When he finally pulls back, we’re both breathing hard.
“Not here.” His voice is rough. Strained. “I want—” He stops. Swallows. “I want time. With you. Real time. Not stolen moments between fights.”
∗ ∗ ∗
We find a room in a building near the healer’s ward. An inn, or what passes for one—clean beds, quiet hallways, a proprietor who asks no questions and accepts coin without comment. The kind of place that exists in every city, catering to those who need privacy.
The room is simple. A bed. A washstand. A window that lets in the afternoon light, painting gold across white sheets. It smells of soap and clean linen.
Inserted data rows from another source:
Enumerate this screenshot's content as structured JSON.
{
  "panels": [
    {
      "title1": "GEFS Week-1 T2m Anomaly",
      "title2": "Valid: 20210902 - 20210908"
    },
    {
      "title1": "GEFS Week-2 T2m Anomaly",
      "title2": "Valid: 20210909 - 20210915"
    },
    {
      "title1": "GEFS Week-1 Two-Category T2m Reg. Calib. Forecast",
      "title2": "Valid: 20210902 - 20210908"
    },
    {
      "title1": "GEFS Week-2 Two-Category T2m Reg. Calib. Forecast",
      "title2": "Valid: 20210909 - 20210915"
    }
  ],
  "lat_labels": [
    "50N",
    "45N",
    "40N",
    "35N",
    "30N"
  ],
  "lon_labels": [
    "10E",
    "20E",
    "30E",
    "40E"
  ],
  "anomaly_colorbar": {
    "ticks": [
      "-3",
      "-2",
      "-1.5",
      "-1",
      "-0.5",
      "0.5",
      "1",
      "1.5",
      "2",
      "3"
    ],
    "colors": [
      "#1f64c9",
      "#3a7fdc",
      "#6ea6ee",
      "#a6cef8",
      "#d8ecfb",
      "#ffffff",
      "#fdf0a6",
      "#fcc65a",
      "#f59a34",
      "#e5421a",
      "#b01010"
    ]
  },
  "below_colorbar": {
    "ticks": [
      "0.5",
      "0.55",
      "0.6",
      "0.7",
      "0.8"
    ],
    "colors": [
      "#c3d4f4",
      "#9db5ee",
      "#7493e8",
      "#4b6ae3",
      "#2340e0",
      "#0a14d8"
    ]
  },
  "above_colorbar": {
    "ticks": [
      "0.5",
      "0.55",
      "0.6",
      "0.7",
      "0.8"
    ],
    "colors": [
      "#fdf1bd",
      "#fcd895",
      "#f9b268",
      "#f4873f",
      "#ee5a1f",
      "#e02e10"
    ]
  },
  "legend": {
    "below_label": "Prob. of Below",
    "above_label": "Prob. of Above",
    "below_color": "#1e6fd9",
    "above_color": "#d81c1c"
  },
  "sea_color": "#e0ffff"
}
Nothing like the ink and blood and terror of the last few days.
Rathok closes the door behind us. The click of the latch sounds unnaturally loud.
I turn to face him. Watch him cross the room with that predator’s grace, each movement controlled and deliberate. He stops in front of me. Close enough to touch. Close enough to feel the heat radiating off his massive frame.
“We don’t have to?—”
“I want to.” I reach for the clasps of his ruined armor. “In the catacombs, it was desperate. Fear and adrenaline and notknowing if we’d survive the night. I want—” I fumble with a clasp. His hand covers mine, helping. “I want to choose you. Without fear.”
And I want to let myself be chosen. That’s the part I don’t say out loud. The part that terrifies me most. In the catacombs, I could pretend it was just physical. Just need and release and the desperate comfort of another body. But this—choosing to be here, choosing to be vulnerable with him—this is something else entirely.
This is letting someone take care of me. Letting someone see the parts of myself I’ve kept hidden since childhood. The lonely parts. The scared parts. The parts that have been aching for someone to hold them since I was nine years old and crying in the dark.
His armor falls away. Piece by piece. Revealing the body beneath—scarred, massive, a map of violence written in flesh. The wound where the contract-heart tore free is bandaged, white against green skin. I trace my fingers along the edge of the bandage. Feel him shiver.
“Does it hurt?”
“Everything hurts.” His hands find the laces at my back. Begin working them loose with surprising dexterity. “I don’t care.”
My dress pools at my feet. I’m left in my shift—thin cotton, worn soft from years of use. His hands hover at my shoulders, not quite touching.
“You’re beautiful.”
I laugh. Can’t help it. “I look like I’ve been through a war.”
“You have.” He pulls the shift over my head. Lets it fall. His eyes trace my body—the bruises, the scrapes, the scars, both old and new. “Still beautiful.”
The way he looks at me—like I’m something precious, something worth protecting—makes my throat tight.
He sees more. He sees the woman beneath the armor. The girl who lost her mother too young. The person who’s been so tired for so long.
I reach for his trousers. He helps me strip them away. And then we’re both bare, standing in afternoon sunlight, nothing between us but air and the truth of what we feel.
He lifts me. Easy as breathing, his hands spanning my waist, carrying me to the bed. He lays me down on clean sheets and follows—his weight settling over me, supported on his arms, his face inches from mine.
“Tell me if it’s too much.” His voice is strained. “Tell me if you need me to stop.”